La littérature à consonance religieuse abonde. Toutes sortes de recueils, d’essais, d’ouvrages, de manuels exposent, commentent, interprètent tel ou tel aspect du corpus théologique. Il y en a pour tous les goûts. Du simple bréviaire binaire (choses à faire ou à ne pas faire), au traité métaphysique sophistiqué, en passant par une variété infinie de brochures apologétiques et de publications scolastiques.L’engouement tient le plus souvent au caractère totalisant et englobant des approches.

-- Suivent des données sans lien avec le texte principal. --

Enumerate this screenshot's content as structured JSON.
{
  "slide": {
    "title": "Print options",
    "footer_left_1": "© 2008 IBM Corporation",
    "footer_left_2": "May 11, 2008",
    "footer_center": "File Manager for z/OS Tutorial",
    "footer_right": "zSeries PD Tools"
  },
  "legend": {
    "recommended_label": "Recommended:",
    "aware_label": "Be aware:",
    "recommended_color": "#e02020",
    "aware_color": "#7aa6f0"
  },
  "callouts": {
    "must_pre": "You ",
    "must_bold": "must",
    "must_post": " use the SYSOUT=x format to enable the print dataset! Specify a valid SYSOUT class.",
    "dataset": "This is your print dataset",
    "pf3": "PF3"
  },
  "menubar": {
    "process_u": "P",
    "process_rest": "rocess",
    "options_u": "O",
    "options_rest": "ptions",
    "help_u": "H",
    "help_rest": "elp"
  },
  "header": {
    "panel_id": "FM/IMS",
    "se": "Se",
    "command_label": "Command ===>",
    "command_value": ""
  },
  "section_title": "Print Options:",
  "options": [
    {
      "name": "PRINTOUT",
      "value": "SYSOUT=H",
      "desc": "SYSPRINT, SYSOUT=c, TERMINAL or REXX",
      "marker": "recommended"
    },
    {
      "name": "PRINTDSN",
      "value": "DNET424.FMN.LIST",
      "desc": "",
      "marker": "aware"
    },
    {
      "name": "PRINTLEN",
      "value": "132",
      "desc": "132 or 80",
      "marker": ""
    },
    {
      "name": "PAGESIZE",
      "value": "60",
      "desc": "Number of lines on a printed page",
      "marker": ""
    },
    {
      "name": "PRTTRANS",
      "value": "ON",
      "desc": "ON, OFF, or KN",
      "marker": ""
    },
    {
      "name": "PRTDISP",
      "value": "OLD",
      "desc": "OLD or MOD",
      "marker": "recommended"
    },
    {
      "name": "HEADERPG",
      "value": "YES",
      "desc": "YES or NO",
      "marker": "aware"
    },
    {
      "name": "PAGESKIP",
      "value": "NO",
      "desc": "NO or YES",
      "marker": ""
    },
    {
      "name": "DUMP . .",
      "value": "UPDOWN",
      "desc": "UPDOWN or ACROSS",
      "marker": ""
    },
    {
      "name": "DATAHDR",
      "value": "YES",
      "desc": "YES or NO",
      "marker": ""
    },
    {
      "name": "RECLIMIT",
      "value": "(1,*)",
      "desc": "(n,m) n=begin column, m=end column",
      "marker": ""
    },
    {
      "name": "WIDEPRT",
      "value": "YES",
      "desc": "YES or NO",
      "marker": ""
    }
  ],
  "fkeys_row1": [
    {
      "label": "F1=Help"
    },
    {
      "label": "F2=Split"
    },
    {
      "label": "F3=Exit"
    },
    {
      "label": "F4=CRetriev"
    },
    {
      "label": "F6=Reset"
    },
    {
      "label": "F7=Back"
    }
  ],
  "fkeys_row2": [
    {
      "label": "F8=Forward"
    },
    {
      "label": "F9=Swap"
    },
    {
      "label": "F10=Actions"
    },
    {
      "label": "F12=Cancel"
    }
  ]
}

La religion a, -par essence-, réponse à tout ! Il y a bien des polémiques sur tel ou tel précepte, tel ou tel commandement, et plus généralement sur tel ou tel aspect du Droit (au sens juridique), mais on a peine à trouver des ouvrages et traités d’économie. Il n’y a pas de penseurs de l’économie à proprement parler dans la tradition islamique, si ce n’est celle du sous ensemble lié à l’organisation de la société et de l’Etat ! Est-ce à dire pour autant qu’il n’existe aucun corpus théorique et idéologique autre que celui originel de la liberté du commerce, de la libre circulation des marchandises, et des règles chariaiques de la contractualisation. Auquel il faudrait rajouter désormais les préceptes de la finance islamique !

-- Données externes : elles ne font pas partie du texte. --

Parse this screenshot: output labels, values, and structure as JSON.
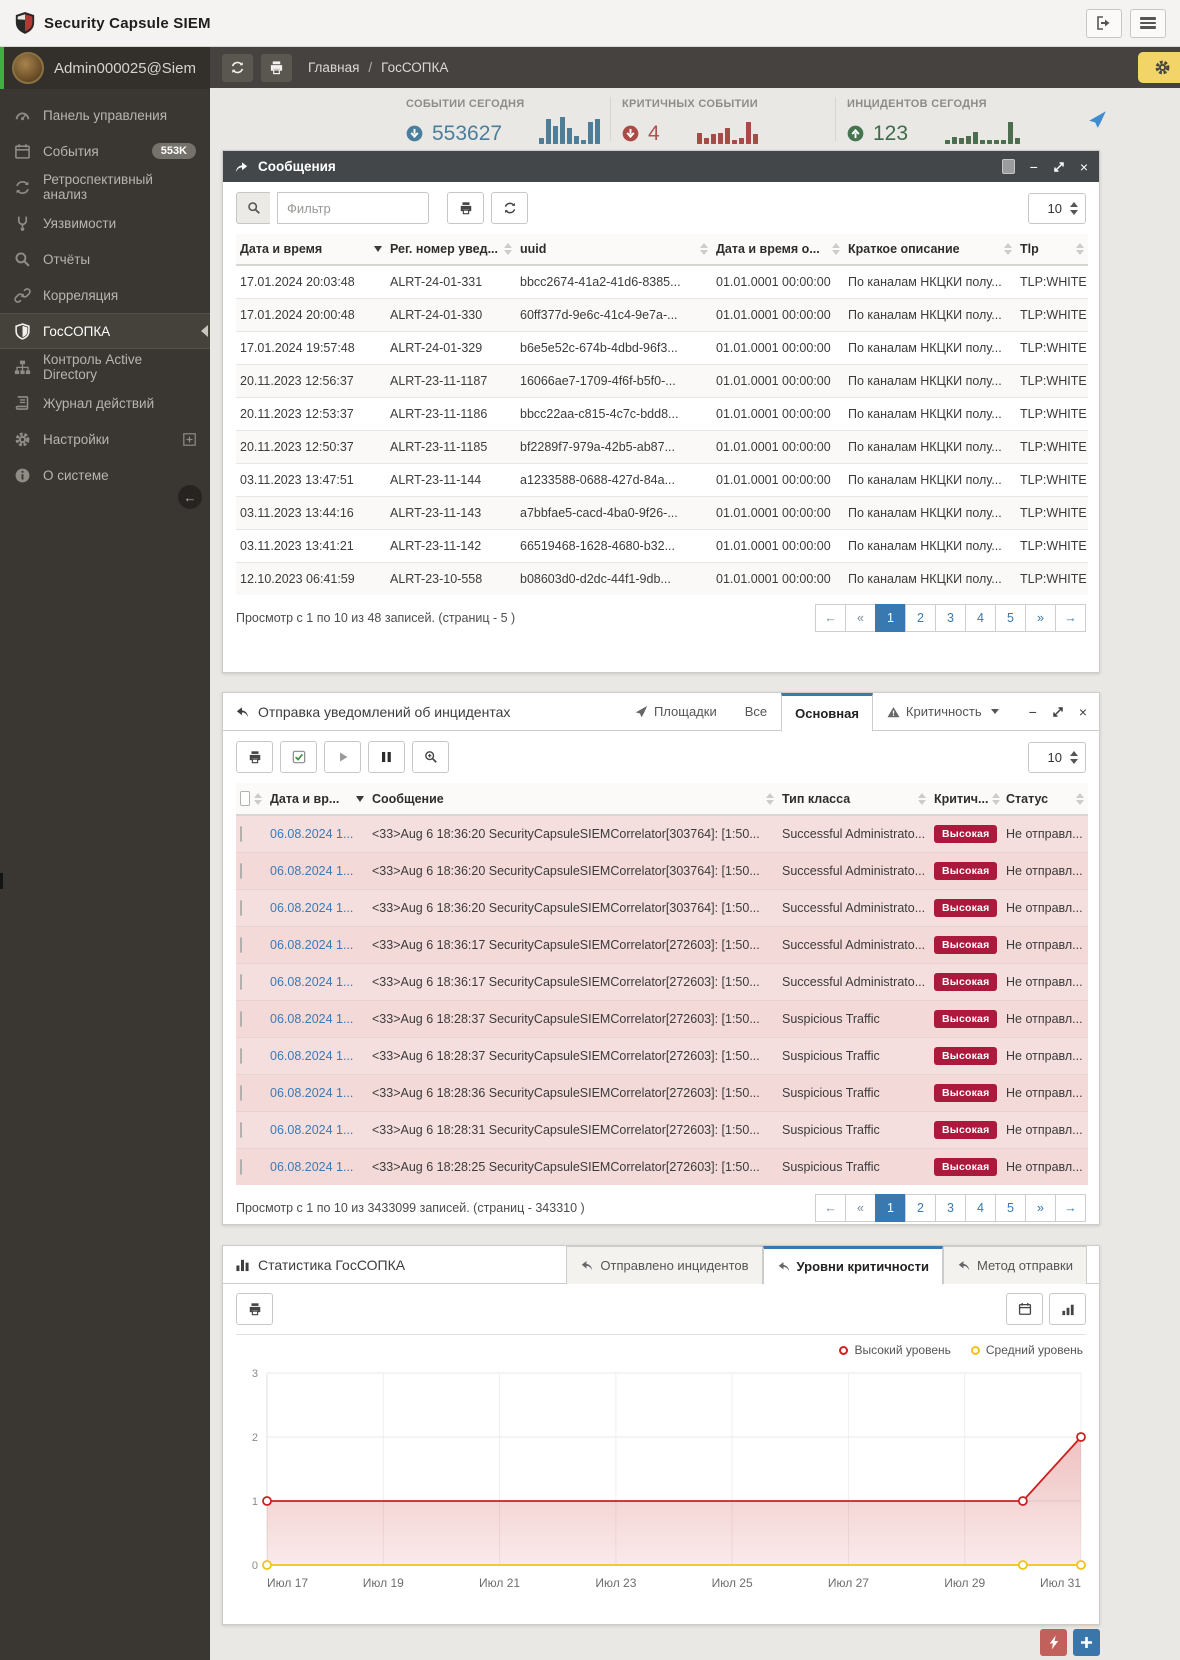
{
  "app": {
    "title": "Security Capsule SIEM"
  },
  "sidebar": {
    "user": "Admin000025@Siem",
    "items": [
      {
        "label": "Панель управления"
      },
      {
        "label": "События",
        "badge": "553K"
      },
      {
        "label": "Ретроспективный анализ"
      },
      {
        "label": "Уязвимости"
      },
      {
        "label": "Отчёты"
      },
      {
        "label": "Корреляция"
      },
      {
        "label": "ГосСОПКА",
        "active": true
      },
      {
        "label": "Контроль Active Directory"
      },
      {
        "label": "Журнал действий"
      },
      {
        "label": "Настройки",
        "expandable": true
      },
      {
        "label": "О системе"
      }
    ]
  },
  "breadcrumb": {
    "home": "Главная",
    "sep": "/",
    "current": "ГосСОПКА"
  },
  "stats": {
    "events": {
      "label": "СОБЫТИИ СЕГОДНЯ",
      "value": "553627"
    },
    "critical": {
      "label": "КРИТИЧНЫХ СОБЫТИИ",
      "value": "4"
    },
    "incidents": {
      "label": "ИНЦИДЕНТОВ СЕГОДНЯ",
      "value": "123"
    }
  },
  "ui": {
    "minimize_glyph": "−",
    "close_glyph": "×",
    "collapse_glyph": "←",
    "pager": {
      "first": "←",
      "prev": "«",
      "pages": [
        "1",
        "2",
        "3",
        "4",
        "5"
      ],
      "active_page": "1",
      "next": "»",
      "last": "→"
    }
  },
  "colors": {
    "accent_blue": "#3779b0",
    "stat_blue": "#4a7e9b",
    "stat_red": "#ac5450",
    "stat_green": "#41694a",
    "severity_badge": "#ab1a3d",
    "row_pink": "#f5dfde",
    "gear_button": "#f2d469"
  },
  "messages": {
    "title": "Сообщения",
    "filter_placeholder": "Фильтр",
    "page_size": "10",
    "columns": [
      "Дата и время",
      "Рег. номер увед...",
      "uuid",
      "Дата и время о...",
      "Краткое описание",
      "Tlp"
    ],
    "rows": [
      [
        "17.01.2024 20:03:48",
        "ALRT-24-01-331",
        "bbcc2674-41a2-41d6-8385...",
        "01.01.0001 00:00:00",
        "По каналам НКЦКИ полу...",
        "TLP:WHITE"
      ],
      [
        "17.01.2024 20:00:48",
        "ALRT-24-01-330",
        "60ff377d-9e6c-41c4-9e7a-...",
        "01.01.0001 00:00:00",
        "По каналам НКЦКИ полу...",
        "TLP:WHITE"
      ],
      [
        "17.01.2024 19:57:48",
        "ALRT-24-01-329",
        "b6e5e52c-674b-4dbd-96f3...",
        "01.01.0001 00:00:00",
        "По каналам НКЦКИ полу...",
        "TLP:WHITE"
      ],
      [
        "20.11.2023 12:56:37",
        "ALRT-23-11-1187",
        "16066ae7-1709-4f6f-b5f0-...",
        "01.01.0001 00:00:00",
        "По каналам НКЦКИ полу...",
        "TLP:WHITE"
      ],
      [
        "20.11.2023 12:53:37",
        "ALRT-23-11-1186",
        "bbcc22aa-c815-4c7c-bdd8...",
        "01.01.0001 00:00:00",
        "По каналам НКЦКИ полу...",
        "TLP:WHITE"
      ],
      [
        "20.11.2023 12:50:37",
        "ALRT-23-11-1185",
        "bf2289f7-979a-42b5-ab87...",
        "01.01.0001 00:00:00",
        "По каналам НКЦКИ полу...",
        "TLP:WHITE"
      ],
      [
        "03.11.2023 13:47:51",
        "ALRT-23-11-144",
        "a1233588-0688-427d-84a...",
        "01.01.0001 00:00:00",
        "По каналам НКЦКИ полу...",
        "TLP:WHITE"
      ],
      [
        "03.11.2023 13:44:16",
        "ALRT-23-11-143",
        "a7bbfae5-cacd-4ba0-9f26-...",
        "01.01.0001 00:00:00",
        "По каналам НКЦКИ полу...",
        "TLP:WHITE"
      ],
      [
        "03.11.2023 13:41:21",
        "ALRT-23-11-142",
        "66519468-1628-4680-b32...",
        "01.01.0001 00:00:00",
        "По каналам НКЦКИ полу...",
        "TLP:WHITE"
      ],
      [
        "12.10.2023 06:41:59",
        "ALRT-23-10-558",
        "b08603d0-d2dc-44f1-9db...",
        "01.01.0001 00:00:00",
        "По каналам НКЦКИ полу...",
        "TLP:WHITE"
      ]
    ],
    "footer": "Просмотр с 1 по 10 из 48 записей. (страниц - 5 )"
  },
  "incidents": {
    "title": "Отправка уведомлений об инцидентах",
    "tabs": {
      "sites": "Площадки",
      "all": "Все",
      "main": "Основная",
      "severity": "Критичность"
    },
    "page_size": "10",
    "columns": [
      "Дата и вр...",
      "Сообщение",
      "Тип класса",
      "Критич...",
      "Статус"
    ],
    "rows": [
      {
        "date": "06.08.2024 1...",
        "message": "<33>Aug 6 18:36:20 SecurityCapsuleSIEMCorrelator[303764]: [1:50...",
        "class_type": "Successful Administrato...",
        "severity": "Высокая",
        "status": "Не отправл..."
      },
      {
        "date": "06.08.2024 1...",
        "message": "<33>Aug 6 18:36:20 SecurityCapsuleSIEMCorrelator[303764]: [1:50...",
        "class_type": "Successful Administrato...",
        "severity": "Высокая",
        "status": "Не отправл..."
      },
      {
        "date": "06.08.2024 1...",
        "message": "<33>Aug 6 18:36:20 SecurityCapsuleSIEMCorrelator[303764]: [1:50...",
        "class_type": "Successful Administrato...",
        "severity": "Высокая",
        "status": "Не отправл..."
      },
      {
        "date": "06.08.2024 1...",
        "message": "<33>Aug 6 18:36:17 SecurityCapsuleSIEMCorrelator[272603]: [1:50...",
        "class_type": "Successful Administrato...",
        "severity": "Высокая",
        "status": "Не отправл..."
      },
      {
        "date": "06.08.2024 1...",
        "message": "<33>Aug 6 18:36:17 SecurityCapsuleSIEMCorrelator[272603]: [1:50...",
        "class_type": "Successful Administrato...",
        "severity": "Высокая",
        "status": "Не отправл..."
      },
      {
        "date": "06.08.2024 1...",
        "message": "<33>Aug 6 18:28:37 SecurityCapsuleSIEMCorrelator[272603]: [1:50...",
        "class_type": "Suspicious Traffic",
        "severity": "Высокая",
        "status": "Не отправл..."
      },
      {
        "date": "06.08.2024 1...",
        "message": "<33>Aug 6 18:28:37 SecurityCapsuleSIEMCorrelator[272603]: [1:50...",
        "class_type": "Suspicious Traffic",
        "severity": "Высокая",
        "status": "Не отправл..."
      },
      {
        "date": "06.08.2024 1...",
        "message": "<33>Aug 6 18:28:36 SecurityCapsuleSIEMCorrelator[272603]: [1:50...",
        "class_type": "Suspicious Traffic",
        "severity": "Высокая",
        "status": "Не отправл..."
      },
      {
        "date": "06.08.2024 1...",
        "message": "<33>Aug 6 18:28:31 SecurityCapsuleSIEMCorrelator[272603]: [1:50...",
        "class_type": "Suspicious Traffic",
        "severity": "Высокая",
        "status": "Не отправл..."
      },
      {
        "date": "06.08.2024 1...",
        "message": "<33>Aug 6 18:28:25 SecurityCapsuleSIEMCorrelator[272603]: [1:50...",
        "class_type": "Suspicious Traffic",
        "severity": "Высокая",
        "status": "Не отправл..."
      }
    ],
    "footer": "Просмотр с 1 по 10 из 3433099 записей. (страниц - 343310 )"
  },
  "statistics": {
    "title": "Статистика ГосСОПКА",
    "tabs": [
      "Отправлено инцидентов",
      "Уровни критичности",
      "Метод отправки"
    ],
    "active_tab": "Уровни критичности"
  },
  "chart_data": [
    {
      "type": "line",
      "title": "Уровни критичности",
      "x_labels": [
        "Июл 17",
        "Июл 19",
        "Июл 21",
        "Июл 23",
        "Июл 25",
        "Июл 27",
        "Июл 29",
        "Июл 31"
      ],
      "y_ticks": [
        "0",
        "1",
        "2",
        "3"
      ],
      "ylim": [
        0,
        3
      ],
      "days": 14,
      "grid": true,
      "legend_position": "top-right",
      "series": [
        {
          "name": "Высокий уровень",
          "color": "#cc2020",
          "points": [
            [
              0,
              1
            ],
            [
              13,
              1
            ],
            [
              14,
              2
            ]
          ]
        },
        {
          "name": "Средний уровень",
          "color": "#f2c218",
          "points": [
            [
              0,
              0
            ],
            [
              13,
              0
            ],
            [
              14,
              0
            ]
          ]
        }
      ]
    },
    {
      "type": "bar",
      "name": "events-sparkline",
      "color": "#4e7e97",
      "values": [
        2,
        16,
        11,
        18,
        10,
        4,
        1,
        14,
        16
      ]
    },
    {
      "type": "bar",
      "name": "critical-sparkline",
      "color": "#a84b47",
      "values": [
        6,
        2,
        5,
        6,
        10,
        1,
        2,
        14,
        5
      ]
    },
    {
      "type": "bar",
      "name": "incidents-sparkline",
      "color": "#4c6e4f",
      "values": [
        1,
        3,
        2,
        4,
        7,
        1,
        1,
        1,
        1,
        14,
        2
      ]
    }
  ]
}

Cet ensemble de règles de Droit et de pratiques associées constitue-t-il une doctrine exhaustive au sens de système économique et social à l’instar de celui du « mercantilisme » du 16e siècle, des « physiocrates » du 17e siècle, ou bien encore du « libéralisme » et du « socialisme » des siècles suivants. A ces grands courants doctrinaires structurants il faudrait ajouter les différentes écoles à l’instar des keynésiens, monétaristes, de l’ordo-libéralisme, de la régulation….que sais-je encore !Cette pensée doctrinaire structurante n’est, d’ailleurs, pas l’œuvre exclusive de l’occident dominant ! Mais rien de tel dans le monde dit « arabo-musulman », si l’on veut bien écarter momentanément l’œuvre d’Ibn Khaldoun et quelques traités d’agronomie, de fiscalité, de commerce…

Il importe avant d’aller plus loin de s’arrêter quelques instants sur ce que signifient certains termes passés dans le langage courant, en l’occurrence le concept sulfureux d’idéologie et son antonyme de pragmatique. Idéologie ne signifie pas dogmatisme. Si la synonymie s’est imposée avec le temps, c’est suite à l’échec fatal de l’idée socialiste et du retour en force de l’idée libérale triomphante rebaptisée pour la circonstance de pragmatisme. Idéologie signifie ensemble structuré d’idées, de représentations du monde, de croyances comme de connaissances. A l’instar de M Jourdain découvrant qu’il faisait à tout moment de la prose, nous sommes animés et mus instinctivement, pour ne pas dire, impulsivement par nos référentiels communs et partagés de croyances, de préjugés, d’illusions, d’opinions. A ceci près queles idées dominantes d’une époque et d’un lieu ne sont jamais que les idées des classes dominantes. On comprend mieux alors pourquoi certaines strates de la population se réfugient derrière des termes tels que « modernisme » « progressisme » indistinctement de « centrisme » et « pragmatisme ». Des notions ambivalentes, équivoques et évasives à souhait, qui servent autant de justifications au statu-quo social, au maintien de leurs prérogatives et privilèges que du déni des réalités paroxystiques et exacerbées que connait le pays: Déclassement accéléré des couches moyennes inférieures, paupérisation des couches populaires, obturation de toute perspective de « mieux vivre » sous les prétextes fallacieux du « manque de moyens du pays », sans oublier d’évoquer aussi une jeunesse en totale désespérance !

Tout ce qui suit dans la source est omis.